Monday, September 1, 2014

Window on Eurasia: On 75th Anniversary of Start of World War II, Putin has Begun a New War in Europe, Sokolov Says


Paul Goble

 

            Staunton, September 1 – Seventy-five years after Hitler began World War II in Europe with his invasion of Poland, Vladimir Putin has begun another war in Europe with his invasion of Ukraine. And both the pre-histories of these conflicts and the behavior of the two aggressions are “very similar,” according to Moscow commentator Boris Sokolov.

 

            Writing on Grani.ru today, Sokolov points out that World War II became possible not only because of the Molotov-Ribbentrop Pact which allowed Hitler to avoid a two-front war from the start but also by the Nazi leader’s use of the notion of “oppressed German minorities” and efforts by England and France to avoid a conflict (grani.ru/opinion/sokolov/m.232549.html).

 

            Putin has also invoked the supposed “oppressed status of ethnic Russians and Russian speakers in eastern Ukraine” to justify his military actions, Sokolov and he has cleverly exploited the desire of Europeans and the West more generally to avoid any conflict with Moscow that might harm the economic and political well-being of the latter.

 

            There are important differences, of course, not least of all in the status and attitudes of Russians in Ukraine as opposed to Volksdeutsch in Poland and elsewhere.  Unlike the Germans 75 years ago, Russians in Ukraine were not suffering any deprivations and overwhelmingly opposed being absorbed by Russia.

 

            And there are differences as well between Hitler’s use of force and Putin’s. Hitler openly and shamelessly used his forces for his invasions. Putin and his regime, in contrast, Sokolov points out, have tried to hide what they are doing and when they cannot hide it they have simply lied about what is going on.

 

            “But a fact remains a fact: the Russian army has gone into the territory of Ukraine. Russia is the aggressor. And Russians must recognize that [their] country has attacked a neighboring country and that today, Ukrainians are in the position of the Poles in September 1939.”

 

            Given what he had achieved by his covert and successfully if not plausibly denial efforts in Ukraine over the past six months, “why then did Putin [finally] send in the regular army?” the Moscow commentator asks. The answer is simple: Putin “does not like to lose and the Ukrainian army’s seizure of Donetsk and Luhansk was considered in Russia and the world as [his] defeat.”



            Today, on the 75th anniversary of Hitler’s invasion of Poland, there are “no fewer than 10,000 soldiers of the regular Russian army” who have invaded Ukraine and are fighting there, Sokolov says. And they are having success because Ukrainian commanders did not think that Putin would send in regular army units with their advanced weaponry.



            The future course of military actions there “depends on Putin’s behavior,” the commentator says.  If he keeps the Russian forces at their current level or only boosts them slightly, the Ukrainians can hold on for several months but “then they will inevitably be forced” to sue for peace given the exhaustion of their military capacity in the absence of outside aid.

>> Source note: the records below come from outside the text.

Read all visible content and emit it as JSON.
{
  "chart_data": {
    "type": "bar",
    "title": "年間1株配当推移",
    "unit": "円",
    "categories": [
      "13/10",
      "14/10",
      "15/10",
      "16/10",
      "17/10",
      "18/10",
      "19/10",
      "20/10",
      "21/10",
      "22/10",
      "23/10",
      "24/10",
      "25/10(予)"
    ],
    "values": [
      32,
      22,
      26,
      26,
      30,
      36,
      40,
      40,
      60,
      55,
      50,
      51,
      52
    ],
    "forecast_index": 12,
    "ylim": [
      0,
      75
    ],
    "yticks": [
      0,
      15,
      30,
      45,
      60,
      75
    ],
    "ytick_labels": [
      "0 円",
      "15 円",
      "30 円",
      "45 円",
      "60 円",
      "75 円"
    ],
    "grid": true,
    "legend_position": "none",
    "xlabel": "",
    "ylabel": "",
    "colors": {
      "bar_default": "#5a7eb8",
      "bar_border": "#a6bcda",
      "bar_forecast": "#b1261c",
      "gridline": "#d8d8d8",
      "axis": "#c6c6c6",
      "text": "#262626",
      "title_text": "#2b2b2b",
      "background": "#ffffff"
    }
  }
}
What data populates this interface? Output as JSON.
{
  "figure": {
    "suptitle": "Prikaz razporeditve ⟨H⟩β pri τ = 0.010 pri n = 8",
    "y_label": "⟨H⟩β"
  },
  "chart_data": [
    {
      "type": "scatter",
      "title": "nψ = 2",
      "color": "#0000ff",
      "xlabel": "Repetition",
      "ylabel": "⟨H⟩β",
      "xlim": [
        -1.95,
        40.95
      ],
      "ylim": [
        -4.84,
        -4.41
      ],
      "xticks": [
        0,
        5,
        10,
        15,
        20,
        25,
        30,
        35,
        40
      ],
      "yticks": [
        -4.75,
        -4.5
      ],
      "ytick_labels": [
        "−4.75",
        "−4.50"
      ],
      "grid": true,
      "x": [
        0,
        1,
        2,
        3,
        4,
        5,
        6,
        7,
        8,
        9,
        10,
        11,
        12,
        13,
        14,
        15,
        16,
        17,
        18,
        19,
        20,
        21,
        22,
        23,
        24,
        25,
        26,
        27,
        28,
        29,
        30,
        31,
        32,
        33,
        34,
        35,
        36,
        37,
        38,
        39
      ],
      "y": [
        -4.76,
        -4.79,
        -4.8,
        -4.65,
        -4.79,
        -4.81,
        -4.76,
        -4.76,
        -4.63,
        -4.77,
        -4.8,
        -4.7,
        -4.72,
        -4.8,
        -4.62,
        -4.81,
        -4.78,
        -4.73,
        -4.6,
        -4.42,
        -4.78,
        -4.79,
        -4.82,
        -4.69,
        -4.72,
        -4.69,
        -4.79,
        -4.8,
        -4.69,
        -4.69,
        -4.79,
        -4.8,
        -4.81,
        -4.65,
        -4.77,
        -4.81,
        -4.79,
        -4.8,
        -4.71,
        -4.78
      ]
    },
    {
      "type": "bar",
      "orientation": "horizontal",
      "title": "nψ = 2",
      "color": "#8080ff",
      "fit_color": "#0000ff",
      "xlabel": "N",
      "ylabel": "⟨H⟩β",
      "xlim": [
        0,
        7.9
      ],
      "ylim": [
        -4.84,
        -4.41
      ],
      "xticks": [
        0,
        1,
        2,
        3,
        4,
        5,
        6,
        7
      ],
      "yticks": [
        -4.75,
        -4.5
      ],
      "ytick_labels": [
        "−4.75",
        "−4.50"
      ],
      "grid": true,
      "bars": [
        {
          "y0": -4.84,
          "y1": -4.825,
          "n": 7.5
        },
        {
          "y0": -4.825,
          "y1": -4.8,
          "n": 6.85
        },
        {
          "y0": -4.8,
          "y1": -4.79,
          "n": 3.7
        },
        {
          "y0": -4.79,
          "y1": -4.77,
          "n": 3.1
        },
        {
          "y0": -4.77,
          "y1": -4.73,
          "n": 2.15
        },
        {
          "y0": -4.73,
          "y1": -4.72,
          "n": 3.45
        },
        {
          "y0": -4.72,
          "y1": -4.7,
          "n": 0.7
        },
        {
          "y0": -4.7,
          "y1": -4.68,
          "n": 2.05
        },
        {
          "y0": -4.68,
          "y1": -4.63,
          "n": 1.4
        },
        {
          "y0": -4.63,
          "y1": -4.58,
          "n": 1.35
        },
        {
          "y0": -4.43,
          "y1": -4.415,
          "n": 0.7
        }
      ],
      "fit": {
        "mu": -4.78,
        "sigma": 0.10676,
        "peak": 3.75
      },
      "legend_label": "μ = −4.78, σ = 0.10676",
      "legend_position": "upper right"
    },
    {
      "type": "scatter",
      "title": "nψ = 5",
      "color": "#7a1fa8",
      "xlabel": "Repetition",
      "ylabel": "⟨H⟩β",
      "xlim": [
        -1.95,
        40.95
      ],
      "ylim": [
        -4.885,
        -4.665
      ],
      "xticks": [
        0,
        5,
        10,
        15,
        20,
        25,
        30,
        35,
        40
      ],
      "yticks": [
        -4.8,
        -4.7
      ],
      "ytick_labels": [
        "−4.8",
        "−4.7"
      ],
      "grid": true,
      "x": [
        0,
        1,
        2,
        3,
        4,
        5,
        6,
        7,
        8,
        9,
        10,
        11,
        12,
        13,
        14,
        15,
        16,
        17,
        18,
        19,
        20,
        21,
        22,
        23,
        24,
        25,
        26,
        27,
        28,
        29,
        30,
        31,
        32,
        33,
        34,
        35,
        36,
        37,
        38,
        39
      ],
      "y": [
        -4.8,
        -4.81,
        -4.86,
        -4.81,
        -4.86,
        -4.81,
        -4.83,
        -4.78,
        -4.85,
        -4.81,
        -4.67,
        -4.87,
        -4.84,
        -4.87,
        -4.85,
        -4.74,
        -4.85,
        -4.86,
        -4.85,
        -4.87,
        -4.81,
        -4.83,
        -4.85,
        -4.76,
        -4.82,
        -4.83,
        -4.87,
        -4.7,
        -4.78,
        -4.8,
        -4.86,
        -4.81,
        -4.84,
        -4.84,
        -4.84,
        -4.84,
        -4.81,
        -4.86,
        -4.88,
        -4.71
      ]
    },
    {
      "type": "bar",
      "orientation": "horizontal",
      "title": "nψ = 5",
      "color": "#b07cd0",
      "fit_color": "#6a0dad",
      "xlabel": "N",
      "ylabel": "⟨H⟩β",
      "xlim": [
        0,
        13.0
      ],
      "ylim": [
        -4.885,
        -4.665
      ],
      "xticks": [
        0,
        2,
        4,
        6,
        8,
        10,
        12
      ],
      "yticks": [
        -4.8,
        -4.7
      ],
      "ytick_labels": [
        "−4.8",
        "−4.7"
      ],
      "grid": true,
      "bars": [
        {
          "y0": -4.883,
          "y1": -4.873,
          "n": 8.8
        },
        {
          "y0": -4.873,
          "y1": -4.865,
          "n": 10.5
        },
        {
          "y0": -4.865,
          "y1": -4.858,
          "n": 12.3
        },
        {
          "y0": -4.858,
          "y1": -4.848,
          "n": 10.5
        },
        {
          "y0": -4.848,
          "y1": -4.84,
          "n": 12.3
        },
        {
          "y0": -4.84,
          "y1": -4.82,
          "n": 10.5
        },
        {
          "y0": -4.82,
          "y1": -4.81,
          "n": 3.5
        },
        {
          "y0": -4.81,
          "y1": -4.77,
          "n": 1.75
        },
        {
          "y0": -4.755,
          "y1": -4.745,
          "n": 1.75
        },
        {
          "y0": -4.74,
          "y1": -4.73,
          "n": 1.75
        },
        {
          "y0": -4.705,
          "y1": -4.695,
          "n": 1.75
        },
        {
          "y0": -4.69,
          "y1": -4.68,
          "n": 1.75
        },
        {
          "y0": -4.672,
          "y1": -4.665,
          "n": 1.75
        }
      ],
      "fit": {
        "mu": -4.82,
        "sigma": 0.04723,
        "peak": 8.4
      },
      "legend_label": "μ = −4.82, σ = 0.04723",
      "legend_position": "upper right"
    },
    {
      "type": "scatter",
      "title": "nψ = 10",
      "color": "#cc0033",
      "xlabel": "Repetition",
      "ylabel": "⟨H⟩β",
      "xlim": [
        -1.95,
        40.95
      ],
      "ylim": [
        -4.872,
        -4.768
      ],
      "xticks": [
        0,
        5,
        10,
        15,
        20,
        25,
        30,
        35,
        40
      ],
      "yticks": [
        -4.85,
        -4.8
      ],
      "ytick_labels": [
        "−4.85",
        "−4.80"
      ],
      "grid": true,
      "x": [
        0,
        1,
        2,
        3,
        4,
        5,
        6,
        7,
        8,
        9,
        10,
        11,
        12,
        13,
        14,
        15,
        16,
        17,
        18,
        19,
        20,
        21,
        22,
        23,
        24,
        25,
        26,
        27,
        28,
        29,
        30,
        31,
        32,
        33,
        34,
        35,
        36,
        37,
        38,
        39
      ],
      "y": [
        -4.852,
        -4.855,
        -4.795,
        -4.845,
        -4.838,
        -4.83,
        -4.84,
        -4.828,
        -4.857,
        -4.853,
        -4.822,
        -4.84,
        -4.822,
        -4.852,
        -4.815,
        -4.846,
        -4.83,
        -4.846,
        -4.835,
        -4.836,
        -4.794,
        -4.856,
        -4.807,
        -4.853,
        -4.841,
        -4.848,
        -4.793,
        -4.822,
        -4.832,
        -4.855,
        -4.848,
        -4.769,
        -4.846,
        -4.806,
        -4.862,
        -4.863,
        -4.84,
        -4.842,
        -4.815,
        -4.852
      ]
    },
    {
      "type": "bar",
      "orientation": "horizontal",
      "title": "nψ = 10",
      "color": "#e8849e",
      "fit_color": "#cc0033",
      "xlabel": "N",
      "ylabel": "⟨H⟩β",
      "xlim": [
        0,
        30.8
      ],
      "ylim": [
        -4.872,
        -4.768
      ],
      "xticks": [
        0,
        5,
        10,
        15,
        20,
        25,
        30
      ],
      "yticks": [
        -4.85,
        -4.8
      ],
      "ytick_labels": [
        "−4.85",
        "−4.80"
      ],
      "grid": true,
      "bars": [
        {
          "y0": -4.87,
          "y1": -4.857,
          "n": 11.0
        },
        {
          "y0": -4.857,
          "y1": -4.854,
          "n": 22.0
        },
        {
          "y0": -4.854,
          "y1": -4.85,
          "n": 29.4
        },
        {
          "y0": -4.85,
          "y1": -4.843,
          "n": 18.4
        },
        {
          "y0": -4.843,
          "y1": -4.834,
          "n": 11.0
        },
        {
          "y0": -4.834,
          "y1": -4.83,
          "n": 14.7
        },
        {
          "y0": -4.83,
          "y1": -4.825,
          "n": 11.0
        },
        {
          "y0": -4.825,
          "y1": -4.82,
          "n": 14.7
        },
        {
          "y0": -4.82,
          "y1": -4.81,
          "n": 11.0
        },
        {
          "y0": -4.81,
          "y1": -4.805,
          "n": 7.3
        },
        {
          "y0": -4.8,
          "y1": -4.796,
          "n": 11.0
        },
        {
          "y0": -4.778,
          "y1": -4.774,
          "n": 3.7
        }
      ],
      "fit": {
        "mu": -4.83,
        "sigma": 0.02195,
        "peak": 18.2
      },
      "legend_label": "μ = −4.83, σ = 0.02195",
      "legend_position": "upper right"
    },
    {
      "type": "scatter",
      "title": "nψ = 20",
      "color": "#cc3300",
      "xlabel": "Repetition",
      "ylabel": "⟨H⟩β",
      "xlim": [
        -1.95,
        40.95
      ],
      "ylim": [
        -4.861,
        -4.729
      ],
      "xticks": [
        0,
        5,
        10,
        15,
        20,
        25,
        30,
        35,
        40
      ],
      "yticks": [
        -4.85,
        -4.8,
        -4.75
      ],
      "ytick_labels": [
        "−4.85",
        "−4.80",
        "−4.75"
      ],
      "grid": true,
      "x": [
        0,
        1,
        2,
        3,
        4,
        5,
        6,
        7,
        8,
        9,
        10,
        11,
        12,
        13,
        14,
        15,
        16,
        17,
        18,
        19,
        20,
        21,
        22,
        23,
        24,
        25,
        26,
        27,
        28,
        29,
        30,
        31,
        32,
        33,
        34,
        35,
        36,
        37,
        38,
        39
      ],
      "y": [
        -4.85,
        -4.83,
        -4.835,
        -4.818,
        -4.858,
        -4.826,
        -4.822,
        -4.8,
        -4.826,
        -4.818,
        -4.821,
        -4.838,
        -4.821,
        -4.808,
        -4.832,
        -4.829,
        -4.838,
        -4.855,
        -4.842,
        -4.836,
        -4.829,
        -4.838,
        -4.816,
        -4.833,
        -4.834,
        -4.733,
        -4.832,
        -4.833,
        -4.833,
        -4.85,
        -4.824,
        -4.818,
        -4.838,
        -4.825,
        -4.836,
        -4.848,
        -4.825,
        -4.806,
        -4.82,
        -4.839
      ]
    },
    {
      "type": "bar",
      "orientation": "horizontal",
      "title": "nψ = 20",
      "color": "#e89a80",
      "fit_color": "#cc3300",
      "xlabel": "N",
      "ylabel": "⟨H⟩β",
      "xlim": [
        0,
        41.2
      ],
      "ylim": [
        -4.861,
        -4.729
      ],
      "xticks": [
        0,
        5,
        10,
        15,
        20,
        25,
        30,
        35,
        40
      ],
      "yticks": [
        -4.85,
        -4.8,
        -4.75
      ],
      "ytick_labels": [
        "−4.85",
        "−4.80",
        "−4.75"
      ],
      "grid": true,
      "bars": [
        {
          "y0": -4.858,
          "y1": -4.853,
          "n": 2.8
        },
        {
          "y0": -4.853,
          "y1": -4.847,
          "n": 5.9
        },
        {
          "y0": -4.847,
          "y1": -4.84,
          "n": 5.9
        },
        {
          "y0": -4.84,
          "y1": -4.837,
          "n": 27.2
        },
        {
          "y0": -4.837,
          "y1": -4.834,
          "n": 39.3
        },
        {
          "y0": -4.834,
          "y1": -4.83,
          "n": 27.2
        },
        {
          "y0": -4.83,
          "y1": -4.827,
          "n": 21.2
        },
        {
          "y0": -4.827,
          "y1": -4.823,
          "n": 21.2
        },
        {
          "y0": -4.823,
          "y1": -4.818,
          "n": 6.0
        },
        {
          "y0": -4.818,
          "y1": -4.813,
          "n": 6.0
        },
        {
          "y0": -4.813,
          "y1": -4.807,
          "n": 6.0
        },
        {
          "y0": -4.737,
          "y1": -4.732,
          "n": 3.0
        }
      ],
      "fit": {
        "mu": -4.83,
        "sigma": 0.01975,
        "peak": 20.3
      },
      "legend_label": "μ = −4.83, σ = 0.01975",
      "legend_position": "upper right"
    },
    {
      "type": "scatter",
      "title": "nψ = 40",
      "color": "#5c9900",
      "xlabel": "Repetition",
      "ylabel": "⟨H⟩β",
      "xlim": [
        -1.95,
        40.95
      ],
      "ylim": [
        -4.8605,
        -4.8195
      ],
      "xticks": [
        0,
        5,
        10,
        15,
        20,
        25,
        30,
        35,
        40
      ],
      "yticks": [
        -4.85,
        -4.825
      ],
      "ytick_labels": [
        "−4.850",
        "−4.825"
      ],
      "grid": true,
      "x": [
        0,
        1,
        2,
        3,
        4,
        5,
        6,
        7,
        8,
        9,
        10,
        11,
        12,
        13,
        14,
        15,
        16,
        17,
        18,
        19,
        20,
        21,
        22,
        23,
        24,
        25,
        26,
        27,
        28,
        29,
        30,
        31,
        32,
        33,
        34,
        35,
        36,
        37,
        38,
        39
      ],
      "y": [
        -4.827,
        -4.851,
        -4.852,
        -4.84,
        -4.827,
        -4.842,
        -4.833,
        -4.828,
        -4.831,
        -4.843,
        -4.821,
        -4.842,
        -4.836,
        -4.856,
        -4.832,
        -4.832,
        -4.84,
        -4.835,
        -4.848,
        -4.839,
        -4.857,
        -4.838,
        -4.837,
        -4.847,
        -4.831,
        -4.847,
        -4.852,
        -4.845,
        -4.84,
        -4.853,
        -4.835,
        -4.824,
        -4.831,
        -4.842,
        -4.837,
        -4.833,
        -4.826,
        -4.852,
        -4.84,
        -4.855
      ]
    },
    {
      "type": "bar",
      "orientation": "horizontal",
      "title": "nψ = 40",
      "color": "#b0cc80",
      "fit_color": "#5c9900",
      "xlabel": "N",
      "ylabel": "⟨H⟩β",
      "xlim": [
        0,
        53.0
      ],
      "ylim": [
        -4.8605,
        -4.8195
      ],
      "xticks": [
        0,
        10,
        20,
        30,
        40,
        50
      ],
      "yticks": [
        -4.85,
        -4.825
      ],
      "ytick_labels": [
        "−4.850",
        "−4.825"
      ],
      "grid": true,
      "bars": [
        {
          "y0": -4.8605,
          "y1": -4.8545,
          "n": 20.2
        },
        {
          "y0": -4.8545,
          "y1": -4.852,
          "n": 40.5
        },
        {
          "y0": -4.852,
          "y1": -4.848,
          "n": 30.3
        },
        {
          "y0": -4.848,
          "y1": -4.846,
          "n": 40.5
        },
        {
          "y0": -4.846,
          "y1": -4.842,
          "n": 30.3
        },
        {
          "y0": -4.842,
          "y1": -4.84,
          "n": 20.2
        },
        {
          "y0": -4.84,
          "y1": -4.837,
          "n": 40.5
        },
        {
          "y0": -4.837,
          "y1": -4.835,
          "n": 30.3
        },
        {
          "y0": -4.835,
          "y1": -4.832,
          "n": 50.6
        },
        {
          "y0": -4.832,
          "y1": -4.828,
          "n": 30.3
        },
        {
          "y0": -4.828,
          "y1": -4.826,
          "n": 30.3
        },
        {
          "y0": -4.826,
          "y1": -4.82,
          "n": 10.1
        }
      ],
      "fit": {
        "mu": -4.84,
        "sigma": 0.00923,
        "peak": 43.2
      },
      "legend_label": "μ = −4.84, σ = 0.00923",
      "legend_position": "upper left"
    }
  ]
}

            The best Kyiv can hope for in that event will be the creation of a new “frozen conflict” in eastern Ukraine, one which Moscow will be able to exploit against the Ukrainian government as it has done up to now with Transdniestria against Chisinau and Abkhazia and South Osetia against Tbilisi.



            And at the same time, he writes, “Putin will continue to destabilize Ukraine including with diversionary and terrorist methods hoping to bring to power in Kyiv a marionette pro-Russian government,” Sokolov says.



            But “there is another still more dangerous variant” possible, he continues. “Putin could use a larger group of Russian forces up to 50-60,000 men.” In that case, “the Ukrainian army could resist no more than a month after which the territory of Ukraine would be occupied by Russian forces and some kind of Kremlin puppet would sit in Kyiv.”



            Either of these variants would have “catastrophic consequences for the existing system of international relations,” he says. “Under the threat of aggression, almost as in 1939 would be all the post-Soviet republics and Eastern Europe.” To prevent that from happening, “the West has very little time remaining.”



            But to date, the actions of Obama, Merkel, Holland and Cameron “recall more the behavior of Chamberlain and Deladier at Munich” than they do those like Churchill who called for standing up to Hitler. And it should be remembered that in September 1939, neither England nor France provided direct help to Poland even after Hitler invaded.



            “In part,” Sokolov says,  this was because “they knew about the secret protocol to the Soviet-German pact and that the Red Army would very shortly invade Poland” as it did 16 days after Hitler sent his forces in.



            “It is possible that today the will of the West is to a certain extent paralyzed by the fear of a broad-scale Russian-Ukrainian war, which in fact has already begun.” Even though Europe and the US have finally acknowledged that Putin has sent his troops in, they have failed to respond immediately but only said that they will do something if Putin doesn’t stop.



            “If the European and NATO continues to be slow in responding on these vitally important issues, they risk becoming a powerless League of Nations which was not able to ward off World War II,” Sokolov concludes.